Но такое мнение Генриха Анжуйского о герцоге Глостере отнюдь не помешало ему встретиться с ним во всем блеске своего очарования. И так Генрих в этом преуспел, что Вильям Глостер, кажется, ни разу и не взглянул на Херефорда, который посидел немного молчком и, извинившись, довольный вышел. Этот шарм Генриха, так пленявший его самого, очень насторожил Роджера, будучи обращен на лицо, кому Генрих явно не симпатизировал и не доверял. Херефорд знал, что Генрих обычно держит свое слово, но главным образом потому, что почти никогда ничего не обещает. При всей своей молодости он был непревзойденным мастером делать многозначительные намеки, понимающе улыбаться, бросать взгляды, красноречивее всяких слов. Твердо он пообещает на словах или своей подписью, только когда его принудят или когда он сам в этом заинтересован. Херефорд был вынужден признать, что если король не умеет привлечь на свою сторону обещанием выгод, он должен быть кровавым тираном и подчинять себе страхом. Но винить в этом, в конце концов, надо было подданных, а не королей. Если бы они сами с честью хранили верность своей присяге, королю не приходилось бы прибегать к методам, граничащим с бесчестием, чтобы держать подданных в узде.
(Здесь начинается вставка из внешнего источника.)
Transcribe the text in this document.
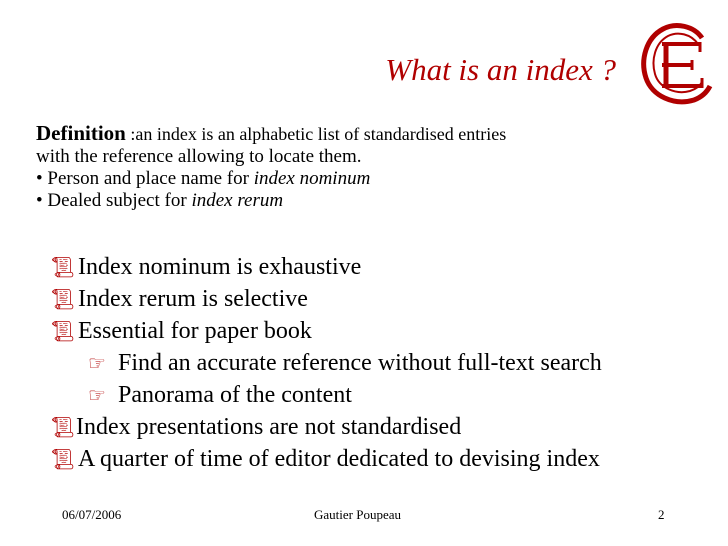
What is an index ?
Definition :an index is an alphabetic list of standardised entries
with the reference allowing to locate them.
• Person and place name for index nominum
• Dealed subject for index rerum
📜︎ Index nominum is exhaustive
📜︎ Index rerum is selective
📜︎ Essential for paper book
☞ Find an accurate reference without full-text search
☞ Panorama of the content
📜︎Index presentations are not standardised
📜︎ A quarter of time of editor dedicated to devising index
06/07/2006	Gautier Poupeau	2
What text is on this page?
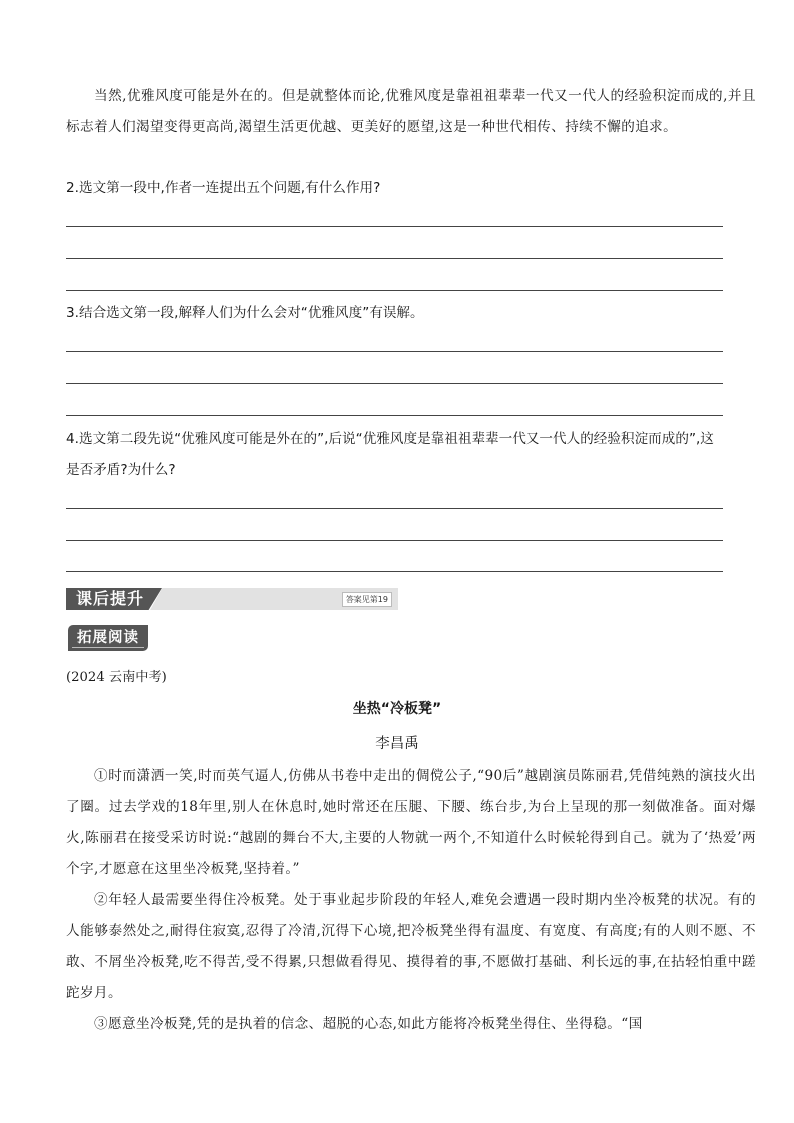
当然,优雅风度可能是外在的。但是就整体而论,优雅风度是靠祖祖辈辈一代又一代人的经验积淀而成的,并且标志着人们渴望变得更高尚,渴望生活更优越、更美好的愿望,这是一种世代相传、持续不懈的追求。

2.选文第一段中,作者一连提出五个问题,有什么作用?

3.结合选文第一段,解释人们为什么会对“优雅风度”有误解。

4.选文第二段先说“优雅风度可能是外在的”,后说“优雅风度是靠祖祖辈辈一代又一代人的经验积淀而成的”,这是否矛盾?为什么?

课后提升	答案见第19
拓展阅读
(2024 云南中考)
坐热“冷板凳”
李昌禹

①时而潇洒一笑,时而英气逼人,仿佛从书卷中走出的倜傥公子,“90后”越剧演员陈丽君,凭借纯熟的演技火出了圈。过去学戏的18年里,别人在休息时,她时常还在压腿、下腰、练台步,为台上呈现的那一刻做准备。面对爆火,陈丽君在接受采访时说:“越剧的舞台不大,主要的人物就一两个,不知道什么时候轮得到自己。就为了‘热爱’两个字,才愿意在这里坐冷板凳,坚持着。”

②年轻人最需要坐得住冷板凳。处于事业起步阶段的年轻人,难免会遭遇一段时期内坐冷板凳的状况。有的人能够泰然处之,耐得住寂寞,忍得了冷清,沉得下心境,把冷板凳坐得有温度、有宽度、有高度;有的人则不愿、不敢、不屑坐冷板凳,吃不得苦,受不得累,只想做看得见、摸得着的事,不愿做打基础、利长远的事,在拈轻怕重中蹉跎岁月。

③愿意坐冷板凳,凭的是执着的信念、超脱的心态,如此方能将冷板凳坐得住、坐得稳。“国
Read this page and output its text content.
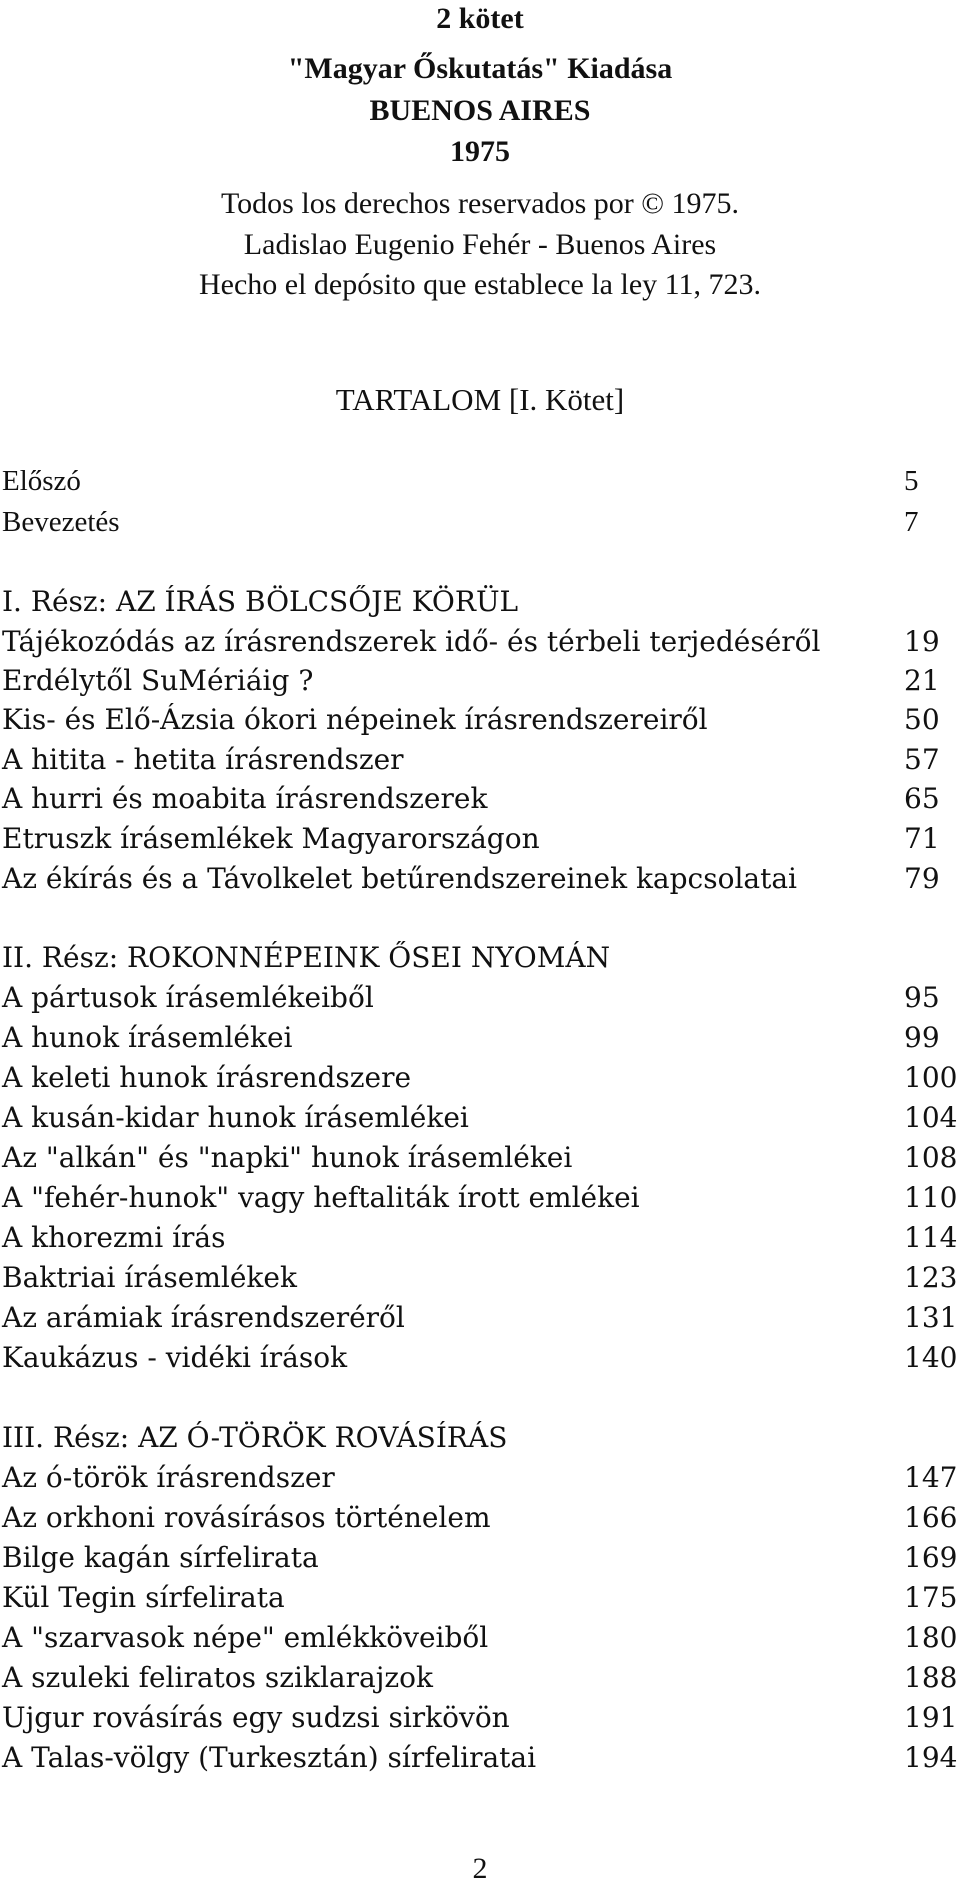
2 kötet
"Magyar Őskutatás" Kiadása
BUENOS AIRES
1975
Todos los derechos reservados por © 1975.
Ladislao Eugenio Fehér - Buenos Aires
Hecho el depósito que establece la ley 11, 723.
TARTALOM [I. Kötet]
Előszó	5
Bevezetés	7
I. Rész: AZ ÍRÁS BÖLCSŐJE KÖRÜL
Tájékozódás az írásrendszerek idő- és térbeli terjedéséről	19
Erdélytől SuMériáig ?	21
Kis- és Elő-Ázsia ókori népeinek írásrendszereiről	50
A hitita - hetita írásrendszer	57
A hurri és moabita írásrendszerek	65
Etruszk írásemlékek Magyarországon	71
Az ékírás és a Távolkelet betűrendszereinek kapcsolatai	79
II. Rész: ROKONNÉPEINK ŐSEI NYOMÁN
A pártusok írásemlékeiből	95
A hunok írásemlékei	99
A keleti hunok írásrendszere	100
A kusán-kidar hunok írásemlékei	104
Az "alkán" és "napki" hunok írásemlékei	108
A "fehér-hunok" vagy heftaliták írott emlékei	110
A khorezmi írás	114
Baktriai írásemlékek	123
Az arámiak írásrendszeréről	131
Kaukázus - vidéki írások	140
III. Rész: AZ Ó-TÖRÖK ROVÁSÍRÁS
Az ó-török írásrendszer	147
Az orkhoni rovásírásos történelem	166
Bilge kagán sírfelirata	169
Kül Tegin sírfelirata	175
A "szarvasok népe" emlékköveiből	180
A szuleki feliratos sziklarajzok	188
Ujgur rovásírás egy sudzsi sirkövön	191
A Talas-völgy (Turkesztán) sírfeliratai	194
2
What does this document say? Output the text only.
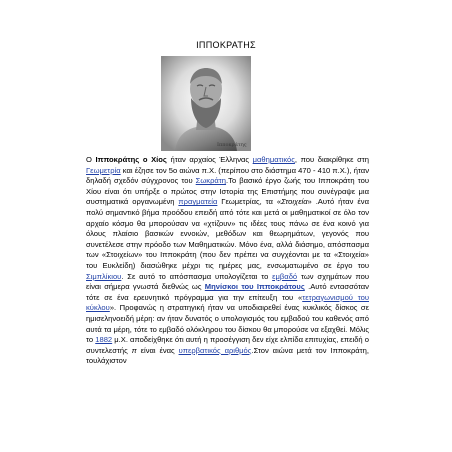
ΙΠΠΟΚΡΑΤΗΣ
Ιπποκράτης

Ο Ιπποκράτης ο Χίος ήταν αρχαίος Έλληνας μαθηματικός, που διακρίθηκε στη Γεωμετρία και έζησε τον 5ο αιώνα π.Χ. (περίπου στο διάστημα 470 - 410 π.Χ.), ήταν δηλαδή σχεδόν σύγχρονος του Σωκράτη.Το βασικό έργο ζωής του Ιπποκράτη του Χίου είναι ότι υπήρξε ο πρώτος στην Ιστορία της Επιστήμης που συνέγραψε μια συστηματικά οργανωμένη πραγματεία Γεωμετρίας, τα «Στοιχεία» .Αυτό ήταν ένα πολύ σημαντικό βήμα προόδου επειδή από τότε και μετά οι μαθηματικοί σε όλο τον αρχαίο κόσμο θα μπορούσαν να «χτίζουν» τις ιδέες τους πάνω σε ένα κοινό για όλους πλαίσιο βασικών εννοιών, μεθόδων και θεωρημάτων, γεγονός που συνετέλεσε στην πρόοδο των Μαθηματικών. Μόνο ένα, αλλά διάσημο, απόσπασμα των «Στοιχείων» του Ιπποκράτη (που δεν πρέπει να συγχέονται με τα «Στοιχεία» του Ευκλείδη) διασώθηκε μέχρι τις ημέρες μας, ενσωματωμένο σε έργο του Σιμπλίκιου. Σε αυτό το απόσπασμα υπολογίζεται το εμβαδό των σχημάτων που είναι σήμερα γνωστά διεθνώς ως Μηνίσκοι του Ιπποκράτους .Αυτό εντασσόταν τότε σε ένα ερευνητικό πρόγραμμα για την επίτευξη του «τετραγωνισμού του κύκλου». Προφανώς η στρατηγική ήταν να υποδιαιρεθεί ένας κυκλικός δίσκος σε ημισεληνοειδή μέρη: αν ήταν δυνατός ο υπολογισμός του εμβαδού του καθενός από αυτά τα μέρη, τότε το εμβαδό ολόκληρου του δίσκου θα μπορούσε να εξαχθεί. Μόλις το 1882 μ.Χ. αποδείχθηκε ότι αυτή η προσέγγιση δεν είχε ελπίδα επιτυχίας, επειδή ο συντελεστής π είναι ένας υπερβατικός αριθμός.Στον αιώνα μετά τον Ιπποκράτη, τουλάχιστον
Как он влез в эти дела? Какая разница между Стефаном, дающим обещания языком, и Генрихом, обещающим взглядом? Что ему не сидится в своем поместье? Это был вопрос всех вопросов. Дела в правление Стефана пошли таковы, что отсиживаться было нельзя. Разница между Стефаном и Генрихом заключалась не в том, насколько один честнее другого, в этом, Херефорд понимал, они мало отличались друг от друга, разница была в их характерах и взглядах на королевское правление. Стефан был человеком слабовольным и довольствовался одними поклонами верноподданных. Пока его величали королем, его мало заботило, что подданные воевали друг с другом, а сильный угнетал слабого. Генрих был человеком другого склада и требовал подчинения власти. Добившись ее коварством или силой, он баронов призовет к порядку, если те не успокоятся. Пока не затронуты его собственные интересы, чувство справедливости Генриху не изменяет, более того, его честь и достоинство не позволят кому бы то ни было выпрашивать у него послабления. «Я поступил правильно, – решил про себя Херефорд. – Это от усталости приходят в голову черные мысли».